The National Archives has released nearly all the remaining long-classified documents concerning the assassination of President John F. Kennedy, but President Trump chose to keep a number of the documents secret for another 180 days, the White House said Thursday night.
“The American public expects ― and deserves ― its Government to provide as much access as possible to the President John F. Kennedy Assassination Records … so that the people may finally be fully informed about all aspects of this pivotal event,” Trump said in his presidential memorandum mandating the documents’ release. “Therefore, I am ordering today that the veil finally be lifted.”

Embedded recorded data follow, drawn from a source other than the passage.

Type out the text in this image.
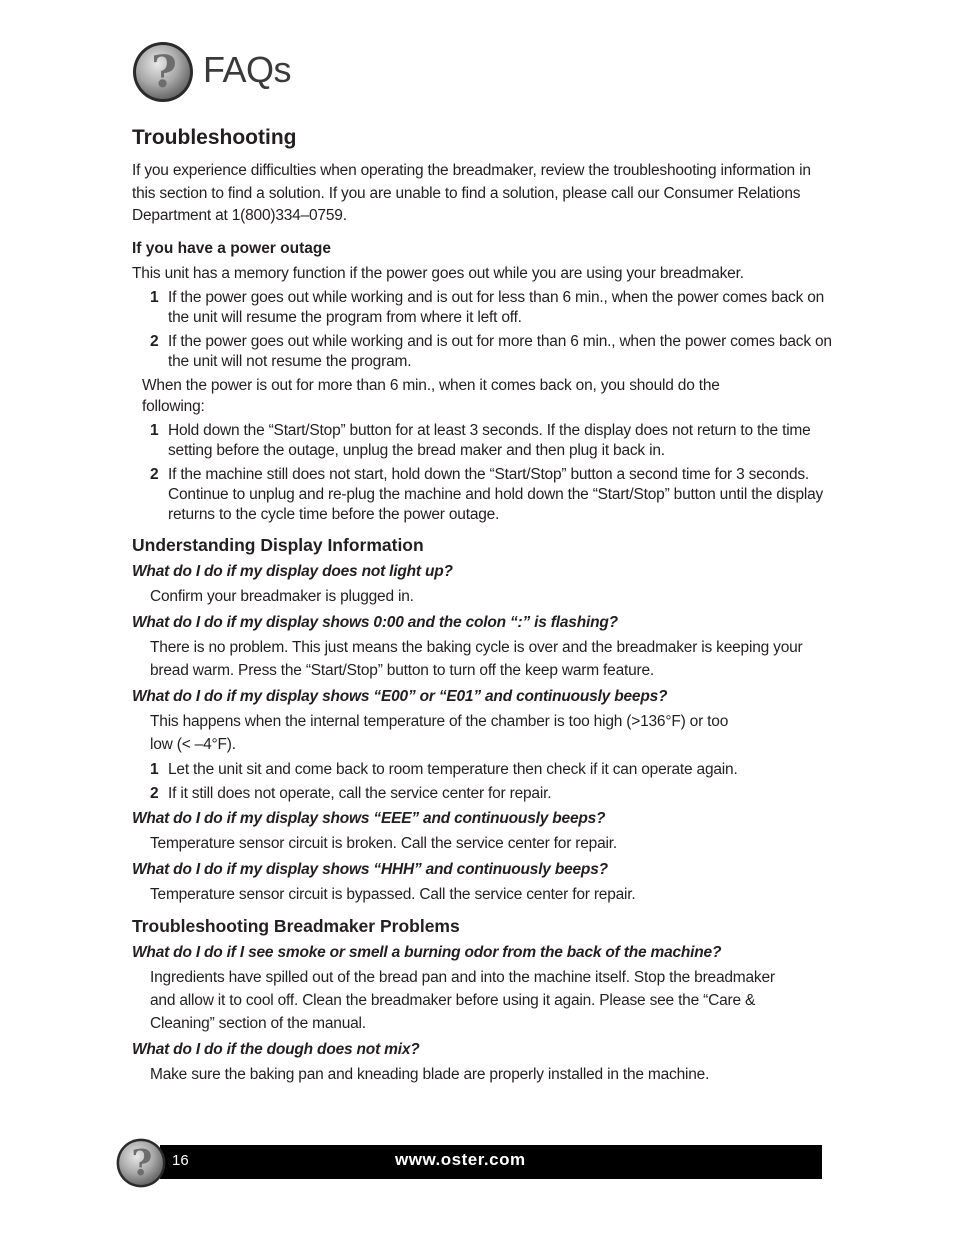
? FAQs
Troubleshooting

If you experience difficulties when operating the breadmaker, review the troubleshooting information in this section to find a solution. If you are unable to find a solution, please call our Consumer Relations Department at 1(800)334–0759.

If you have a power outage

This unit has a memory function if the power goes out while you are using your breadmaker.

1 If the power goes out while working and is out for less than 6 min., when the power comes back on the unit will resume the program from where it left off.
2 If the power goes out while working and is out for more than 6 min., when the power comes back on the unit will not resume the program.

When the power is out for more than 6 min., when it comes back on, you should do the following:

1 Hold down the “Start/Stop” button for at least 3 seconds. If the display does not return to the time setting before the outage, unplug the bread maker and then plug it back in.
2 If the machine still does not start, hold down the “Start/Stop” button a second time for 3 seconds. Continue to unplug and re-plug the machine and hold down the “Start/Stop” button until the display returns to the cycle time before the power outage.

Understanding Display Information

What do I do if my display does not light up?

Confirm your breadmaker is plugged in.

What do I do if my display shows 0:00 and the colon “:” is flashing?

There is no problem. This just means the baking cycle is over and the breadmaker is keeping your bread warm. Press the “Start/Stop” button to turn off the keep warm feature.

What do I do if my display shows “E00” or “E01” and continuously beeps?

This happens when the internal temperature of the chamber is too high (>136°F) or too low (< –4°F).

1 Let the unit sit and come back to room temperature then check if it can operate again.
2 If it still does not operate, call the service center for repair.

What do I do if my display shows “EEE” and continuously beeps?

Temperature sensor circuit is broken. Call the service center for repair.

What do I do if my display shows “HHH” and continuously beeps?

Temperature sensor circuit is bypassed. Call the service center for repair.

Troubleshooting Breadmaker Problems

What do I do if I see smoke or smell a burning odor from the back of the machine?

Ingredients have spilled out of the bread pan and into the machine itself. Stop the breadmaker and allow it to cool off. Clean the breadmaker before using it again. Please see the “Care & Cleaning” section of the manual.

What do I do if the dough does not mix?

Make sure the baking pan and kneading blade are properly installed in the machine.

? 16	www.oster.com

The release of a number of documents with redactions will be postponed for 180 days to allow for further review, despite a decades-old law establishing this day as a deadline for the release of all remaining documents, which has perennially spawned a litany of conspiracy theories.
Officials said the sensitive information that will remain redacted for now relates to “intelligence and law enforcement” details.
That includes the identity of individuals involved in the investigation into the assassination and their roles as informants to law enforcement, a senior administration official said.
It also includes information about foreign partner organizations that were involved in the investigation, the official said.
“The president heard those justifications from the agencies that requested the continuing postponement and he acknowledged that information…requires protection,” the official said.
The “vast majority” of the redactions in the blocked documents were made by the FBI and CIA, which cited national security reasons in their requests, according to a White House spokeswoman.
The documents were expected to focus on Kennedy’s assassin, Lee Harvey Oswald, and his exploits in Mexico City two months before he shot the president in Dallas on Nov. 22, 1963, according to USA Today.
According to the archives, “much of what will be released will be tangential to the assassination events.”
The files were released under a law spurred by a popular 1992 movie directed by Oliver Stone, “JFK,” which suggested a U.S. government conspiracy was behind Kennedy’s killing. The JFK Assassination Records Collection Act mandated that the last of the documents on the assassination be released exactly 25 years after the law was enacted on Oct. 26, 1992.